In her appointment letter on Aug. 21, 2023, Mr. Austin authorized her to “exercise her independent legal discretion with regard to judicial acts and other duties of the convening authority.”
The top lawyer in the Army, Lt. Gen. Stuart W. Risch, issued a special announcement that one of their own was returning to service. He described the core duty of the job in the first paragraph: “Brigadier General (retired) Escallier will oversee the Guantánamo war court, a position that includes approving plea deals and deciding whether prosecutors can seek death sentences.”
He noted that she had a record of advising “on the most difficult of decisions in the most difficult of times, holding the rule of law in the highest regard.”
The Sept. 11 case was more than a decade into pretrial proceedings when Ms. Escallier started on the job. Prosecutors were also more than a year into plea negotiations, which her predecessor had authorized in March 2022. The Biden White House had been asked if it would sign off on certain conditions of their lifetime confinement, and had declined.
General Altenburg, who helped set up the commissions, said that as early as 2004, Pentagon officials had discussed whether to have a death penalty at the war court. Officials knew there would be opposition to not having capital punishment as the maximum penalty in the war crimes cases. But they also discussed the complex resources required to pursue a capital case and whether putting the prisoners to death would turn them into martyrs.
A Question of Legacy
The plea agreement stunned and divided some Sept. 11 families, and many members of the public.
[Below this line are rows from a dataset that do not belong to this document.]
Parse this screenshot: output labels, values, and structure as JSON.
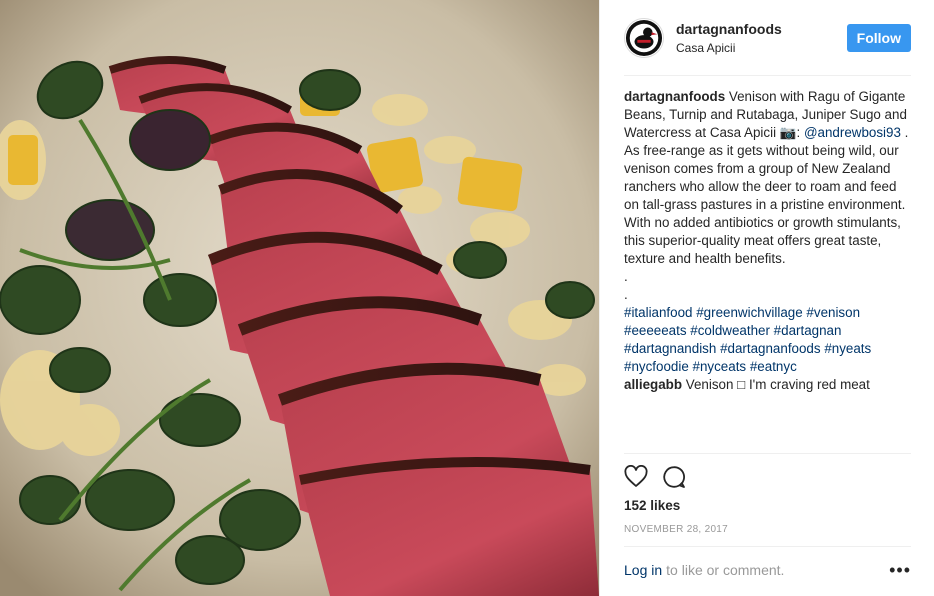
{
  "post": {
    "username": "dartagnanfoods",
    "location": "Casa Apicii",
    "follow_label": "Follow",
    "caption_title": "Venison with Ragu of Gigante Beans, Turnip and Rutabaga, Juniper Sugo and Watercress at Casa Apicii",
    "camera_glyph": "📷:",
    "photo_credit": "@andrewbosi93",
    "credit_end": " .",
    "caption_body": "As free-range as it gets without being wild, our venison comes from a group of New Zealand ranchers who allow the deer to roam and feed on tall-grass pastures in a pristine environment. With no added antibiotics or growth stimulants, this superior-quality meat offers great taste, texture and health benefits.",
    "dot1": ".",
    "dot2": ".",
    "hashtags": [
      "#italianfood",
      "#greenwichvillage",
      "#venison",
      "#eeeeeats",
      "#coldweather",
      "#dartagnan",
      "#dartagnandish",
      "#dartagnanfoods",
      "#nyeats",
      "#nycfoodie",
      "#nyceats",
      "#eatnyc"
    ],
    "comment": {
      "username": "alliegabb",
      "text": "Venison □ I'm craving red meat"
    },
    "likes": "152 likes",
    "date": "NOVEMBER 28, 2017",
    "login_link": "Log in",
    "login_rest": "to like or comment.",
    "more_label": "•••"
  },
  "icons": {
    "like": "heart-icon",
    "comment": "comment-icon",
    "more": "more-options-icon",
    "avatar": "duck-logo"
  },
  "colors": {
    "follow_button": "#3897f0",
    "link": "#003569",
    "muted": "#999999"
  }
}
But others who had carefully followed the proceedings were less surprised. The case had bogged down in the new, untested war court, largely because of the decision to seek the death penalty against prisoners who had been tortured by the C.I.A.
Members of Congress responded with anger. Then the House Armed Services Committee ordered the White House to turn over relevant documents, and the House Oversight Committee opened an investigation.
In overruling Ms. Escallier, Mr. Austin left her with oversight of other aspects of the Sept. 11 case, including whether to fund experts for the legal team of the defendant, Ramzi bin al-Shibh, who was found not competent to stand trial.
She still has the authority to approve plea agreements in the other two active prosecutions, for Al Qaeda’s bombing of the Navy destroyer Cole off Yemen in October 2000 and an affiliate terrorist organization’s attacks on a nightclub district in Bali, Indonesia, in 2002.
Yet to be decided is whether Mr. Austin acted too late, and whether the deals she signed are still valid. If so, Ms. Escallier would go down in history as the Pentagon official who signed away the possibility of an eventual death penalty sentence, and the possibility of years of appeals.
In exchange, she and prosecutors settled for “judicial certainty,” detailed guilty pleas with life sentences that cannot be appealed.